Historical story

King under a parking lot. King Richard III has been found with 99.9999 certainty

In 2012, a team of scientists unearthed a skeleton under a parking lot in Leicester. Were they the remains of the legendary King Richard III, who was killed on the battlefield in 1485? It kept genetics Turi King busy for years, but she's out. In the fifth Hoboken lecture in the Natural History Museum Rotterdam she talked about her exciting quest.

“We can't find him anyway. It will only take you half a day.” That's what archaeologist Richard Buckley told Turi King in 2011 when he asked her to accompany her to the site where the church of the Franciscan monastery Greyfriars once stood. But on the first day, after a few hours of digging, she had found him:the famous English King Richard III.

This last king of the Plantagenet family died on the battlefield in 1485. After receiving just about every wound imaginable, he was hung naked over his horse and exposed to the people. A few days later he was buried in the church of the Franciscan monastery Greyfriars in Leicester. When many monasteries were demolished years later on the orders of King Henry VIII, the site of King Richard III's tomb was lost.

Richardfan

“After the monastery was demolished, his remains were rumored to have been thrown into the river he drove over as he headed for the battlefield,” said Turi King during her sold-out Hoboken lecture. But others said he was left in the city in the ground under the former church. One of them was Scottish writer and King Richard III fan Philippa Langley. She lobbied the city council and the university until she convinced everyone to look for her idol.

And so it happened that one rainy day in 2012, Turi King saw a piece of leg bone emerge from under a parking lot. At first she ignored it, because she wanted to make sure she was in the right location. “We didn't even know at the time whether we were digging inside or outside the former church.” After a week it turned out that the place where they dug the first day was the sanctuary of the church. Exactly the place where according to the history books Richard was once buried.

Deepest secret

Once the skeleton was above ground, King and her team spent months working on their investigation in top secrecy.
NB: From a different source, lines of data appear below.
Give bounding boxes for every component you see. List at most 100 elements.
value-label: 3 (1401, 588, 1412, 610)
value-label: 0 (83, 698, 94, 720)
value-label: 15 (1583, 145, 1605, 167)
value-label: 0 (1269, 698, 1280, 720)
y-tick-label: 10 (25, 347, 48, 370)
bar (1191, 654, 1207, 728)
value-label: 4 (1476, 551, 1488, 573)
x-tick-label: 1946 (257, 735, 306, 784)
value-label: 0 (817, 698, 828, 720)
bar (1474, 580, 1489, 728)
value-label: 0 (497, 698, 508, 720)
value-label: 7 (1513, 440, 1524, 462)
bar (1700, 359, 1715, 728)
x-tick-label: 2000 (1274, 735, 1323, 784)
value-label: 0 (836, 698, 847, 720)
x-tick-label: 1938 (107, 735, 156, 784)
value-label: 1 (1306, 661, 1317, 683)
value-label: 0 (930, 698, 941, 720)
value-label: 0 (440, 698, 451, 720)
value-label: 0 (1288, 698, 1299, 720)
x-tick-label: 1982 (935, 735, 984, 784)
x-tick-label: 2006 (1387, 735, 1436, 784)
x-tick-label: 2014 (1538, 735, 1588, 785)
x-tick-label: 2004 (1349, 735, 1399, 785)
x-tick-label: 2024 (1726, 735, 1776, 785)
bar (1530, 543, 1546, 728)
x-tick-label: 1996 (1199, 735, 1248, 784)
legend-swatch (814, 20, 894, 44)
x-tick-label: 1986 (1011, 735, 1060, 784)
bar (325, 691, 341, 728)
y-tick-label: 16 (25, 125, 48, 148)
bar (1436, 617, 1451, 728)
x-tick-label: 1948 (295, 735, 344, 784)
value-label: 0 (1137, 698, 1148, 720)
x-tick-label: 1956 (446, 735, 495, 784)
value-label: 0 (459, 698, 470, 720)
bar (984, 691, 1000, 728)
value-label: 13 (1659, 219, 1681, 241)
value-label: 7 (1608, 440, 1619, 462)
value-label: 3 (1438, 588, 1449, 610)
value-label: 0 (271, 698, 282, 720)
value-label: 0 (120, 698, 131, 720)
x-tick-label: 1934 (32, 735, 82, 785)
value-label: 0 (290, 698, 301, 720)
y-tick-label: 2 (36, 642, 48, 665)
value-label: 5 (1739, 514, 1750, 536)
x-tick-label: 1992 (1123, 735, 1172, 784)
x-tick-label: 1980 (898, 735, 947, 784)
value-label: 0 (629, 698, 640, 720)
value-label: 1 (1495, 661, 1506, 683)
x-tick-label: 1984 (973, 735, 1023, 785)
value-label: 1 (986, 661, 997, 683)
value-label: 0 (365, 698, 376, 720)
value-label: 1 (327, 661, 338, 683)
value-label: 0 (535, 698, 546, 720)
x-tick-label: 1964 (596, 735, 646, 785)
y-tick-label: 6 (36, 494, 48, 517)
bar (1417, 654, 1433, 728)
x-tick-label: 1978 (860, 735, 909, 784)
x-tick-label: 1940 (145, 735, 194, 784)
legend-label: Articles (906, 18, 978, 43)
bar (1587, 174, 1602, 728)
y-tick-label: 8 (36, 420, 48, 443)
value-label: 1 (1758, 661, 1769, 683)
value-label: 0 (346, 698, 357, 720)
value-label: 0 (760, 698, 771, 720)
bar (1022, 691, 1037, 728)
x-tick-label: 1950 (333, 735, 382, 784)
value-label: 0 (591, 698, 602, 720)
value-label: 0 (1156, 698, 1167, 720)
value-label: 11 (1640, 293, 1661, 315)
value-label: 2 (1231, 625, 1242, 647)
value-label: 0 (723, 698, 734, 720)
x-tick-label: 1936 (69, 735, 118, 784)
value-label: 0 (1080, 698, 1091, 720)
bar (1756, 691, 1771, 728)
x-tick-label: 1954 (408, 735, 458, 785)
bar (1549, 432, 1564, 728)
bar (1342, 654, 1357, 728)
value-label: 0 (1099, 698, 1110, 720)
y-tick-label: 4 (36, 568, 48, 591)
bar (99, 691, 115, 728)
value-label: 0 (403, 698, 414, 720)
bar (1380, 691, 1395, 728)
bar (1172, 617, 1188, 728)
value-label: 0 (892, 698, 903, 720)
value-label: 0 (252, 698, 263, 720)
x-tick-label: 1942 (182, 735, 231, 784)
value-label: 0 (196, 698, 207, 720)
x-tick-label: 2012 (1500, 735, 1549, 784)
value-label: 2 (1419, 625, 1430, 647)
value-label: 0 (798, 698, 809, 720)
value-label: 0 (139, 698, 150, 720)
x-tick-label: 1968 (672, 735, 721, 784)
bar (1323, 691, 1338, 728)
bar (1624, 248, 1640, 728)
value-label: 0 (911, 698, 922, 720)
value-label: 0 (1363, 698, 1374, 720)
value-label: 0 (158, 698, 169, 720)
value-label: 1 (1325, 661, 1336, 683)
The whole town wondered if it was him. "I didn't even tell my husband and children because other parents let their children ask my children if they knew anything." King first examined whether it was a man or a woman. It turned out to be a man. One with severe scoliosis (curvature of the spine so that one shoulder is always higher than the other) and severe injuries to his limbs and head. “He has three injuries on top of his skull. We know from 3D scans that two of them were made with the same sword. One of them goes into the bottom of the skull. That could have been the death blow.”

In the video above, investigator Jo Appleby talks about the investigation into King Richard III's injuries.

Fish makes you old

The next step was radiocarbon dating. “An important detail was that we knew from the books that Richard was an avid fish eater. You have to take that into account in your dating, because that strongly influences the results. The carbon cycle of a fish diet is longer. A fish eats plankton. Fish eats fish and that fish also eats fish. And then we eat that fish. As a result, your parent will pass the test.” It was eventually dated to 1456-1530. And that's where the year of death came in nicely.

So far, the evidence has been convincing. But as a geneticist, King naturally also wanted to examine the DNA that she had extracted from Richard's tooth. For that, she needed a direct descendant. DNA research can be done via the Y chromosome which is passed on through the male line or via Mitochondrial DNA which is passed on through the maternal line. “You don't want to know how many people have written to me that they would like to give up a piece of themselves because they were sure that they were related to him. I even received an envelope that had clearly been very wet with a cotton swab with cheek mucus in it.”

Medieval milkmen

Through genealogical research, King and her colleagues discovered that five more descendants had to live in the male line. “Unfortunately, they fell off quickly, because most likely a number of medieval milkmen stopped by. The y chromosome is passed on through the biological father and that is not always the man you think is your father.” None of the five men matched Richard in DNA. Along the female line, King was luckier. The team tracked down two descendants:Michael Ibsen and Wendy Duldig.

“After death, the DNA disintegrates, so you are left with all kinds of loose fragments. But the first fragments of Ibsen and Duldig that I placed next to Richard's DNA already matched." She ran the same experiments again in another lab and was out. This is him! “Because how often do you find a man's body in a church, how often do you find someone with scoliosis, how many dead have war injuries? If you combine the probability of these things, you get a 6.7 million to 1 probability. The probability that we found him is 99.9999 percent.”

The scientists even managed to reconstruct what he probably sounded like:

All of Richard's remains were reburied in March of this year, including the samples that King took for her research. King himself was there too. “That was a nice end to our work. In the end, he was in our care longer than he was king.” The latest analyzes of the samples performs them now. For example, she is working on mapping his entire genome and looking at what information she can extract from his tartar. "You can deduce from that what kind of infections he had and what he ate." She is not thinking about a new excavation for the time being. “We will not soon have as much luck as within this project.”